Quote from: IndigoPrime on 24 July, 2019, 06:47:51 PM
Quote from: The Legendary Shark on 24 July, 2019, 06:41:21 PMI don't deny that humanity is having an effect, the question is - how big an effect?
It depends whether you believe the non-partisan research of over 99 per cent of climate scientists, or whack job blogs, I suppose.

We've been here before.  I love the Shark like a brother, but for him it's the latter. 
"Men will never be free until the last king is strangled with the entrails of the last priest"

radiator

That climate change/conservation has somehow become a partisan issue is one of the most depressing developments in recent years.

Colin YNWA

Quote from: The Legendary Shark on 24 July, 2019, 06:41:21 PM

There is so much we should be doing, like cutting emissions of more powerful greenhouse gases like methane and, most powerful of all, water vapour.

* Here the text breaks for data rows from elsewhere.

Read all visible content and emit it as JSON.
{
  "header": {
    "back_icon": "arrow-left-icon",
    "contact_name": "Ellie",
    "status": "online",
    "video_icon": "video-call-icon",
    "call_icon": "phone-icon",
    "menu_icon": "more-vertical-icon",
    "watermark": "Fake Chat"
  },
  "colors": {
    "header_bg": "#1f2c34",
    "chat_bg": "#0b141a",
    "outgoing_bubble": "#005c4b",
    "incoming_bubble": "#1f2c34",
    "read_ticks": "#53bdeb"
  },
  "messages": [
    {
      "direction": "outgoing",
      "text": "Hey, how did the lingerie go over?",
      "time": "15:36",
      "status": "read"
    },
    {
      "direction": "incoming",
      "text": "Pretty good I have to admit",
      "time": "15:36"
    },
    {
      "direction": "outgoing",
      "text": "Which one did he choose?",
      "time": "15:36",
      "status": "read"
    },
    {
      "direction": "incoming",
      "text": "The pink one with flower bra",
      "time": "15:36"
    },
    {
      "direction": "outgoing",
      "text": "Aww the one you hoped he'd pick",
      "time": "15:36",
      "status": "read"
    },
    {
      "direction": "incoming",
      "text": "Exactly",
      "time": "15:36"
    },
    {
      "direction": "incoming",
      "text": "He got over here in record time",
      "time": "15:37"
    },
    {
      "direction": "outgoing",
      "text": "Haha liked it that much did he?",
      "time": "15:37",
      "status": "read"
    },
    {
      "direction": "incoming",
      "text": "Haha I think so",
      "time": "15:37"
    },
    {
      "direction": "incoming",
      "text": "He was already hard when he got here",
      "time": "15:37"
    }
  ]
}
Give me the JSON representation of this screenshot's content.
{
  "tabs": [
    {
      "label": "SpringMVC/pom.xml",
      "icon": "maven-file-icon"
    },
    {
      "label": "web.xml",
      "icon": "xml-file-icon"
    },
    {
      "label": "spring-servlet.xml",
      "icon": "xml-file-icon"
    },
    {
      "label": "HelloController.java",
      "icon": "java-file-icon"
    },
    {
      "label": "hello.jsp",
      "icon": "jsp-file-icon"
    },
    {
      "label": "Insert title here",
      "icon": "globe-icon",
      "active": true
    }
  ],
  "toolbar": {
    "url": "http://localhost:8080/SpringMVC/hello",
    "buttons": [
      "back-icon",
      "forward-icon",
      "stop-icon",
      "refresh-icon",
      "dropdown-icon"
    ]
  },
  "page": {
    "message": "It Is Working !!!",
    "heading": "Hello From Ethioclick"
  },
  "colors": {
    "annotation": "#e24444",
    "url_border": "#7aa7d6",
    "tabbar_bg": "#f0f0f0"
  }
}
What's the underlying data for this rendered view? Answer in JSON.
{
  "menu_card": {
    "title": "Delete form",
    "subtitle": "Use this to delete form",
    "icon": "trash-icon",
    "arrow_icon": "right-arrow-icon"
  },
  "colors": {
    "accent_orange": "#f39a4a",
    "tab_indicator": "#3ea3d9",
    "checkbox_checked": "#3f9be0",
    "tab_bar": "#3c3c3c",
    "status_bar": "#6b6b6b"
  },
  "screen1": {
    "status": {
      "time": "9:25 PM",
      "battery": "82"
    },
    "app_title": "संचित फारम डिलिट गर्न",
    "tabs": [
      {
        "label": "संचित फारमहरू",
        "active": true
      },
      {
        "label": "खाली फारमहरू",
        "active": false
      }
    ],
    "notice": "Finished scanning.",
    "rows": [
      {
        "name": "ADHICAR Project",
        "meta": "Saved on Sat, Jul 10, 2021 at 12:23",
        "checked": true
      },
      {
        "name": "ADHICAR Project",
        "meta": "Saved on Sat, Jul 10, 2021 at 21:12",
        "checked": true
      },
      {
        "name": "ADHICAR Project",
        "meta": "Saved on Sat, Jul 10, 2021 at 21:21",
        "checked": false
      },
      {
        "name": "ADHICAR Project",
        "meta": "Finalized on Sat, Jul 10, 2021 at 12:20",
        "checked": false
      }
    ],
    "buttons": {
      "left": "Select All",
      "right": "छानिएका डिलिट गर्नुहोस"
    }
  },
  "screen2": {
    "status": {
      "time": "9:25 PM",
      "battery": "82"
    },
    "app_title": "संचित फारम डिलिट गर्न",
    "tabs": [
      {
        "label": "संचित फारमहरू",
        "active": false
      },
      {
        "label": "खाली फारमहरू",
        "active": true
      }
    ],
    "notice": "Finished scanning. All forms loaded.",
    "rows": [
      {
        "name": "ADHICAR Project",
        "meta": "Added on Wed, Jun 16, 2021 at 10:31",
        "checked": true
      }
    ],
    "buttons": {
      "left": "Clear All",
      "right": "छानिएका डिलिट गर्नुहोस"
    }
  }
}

Again apologies for getting involved in such matters but don't let the misinformation get out there. Couple of hopefully reliable sources to explain this issues

https://royalsociety.org/topics-policy/projects/climate-change-evidence-causes/basics-of-climate-change/

https://www.newscientist.com/article/dn11652-climate-myths-carbon-dioxide-isnt-the-most-important-greenhouse-gas/

The more energy we all waste buying into doubt sown by parties interested in clouding the issue the less energy we have for sorting the real, identified and understood problem.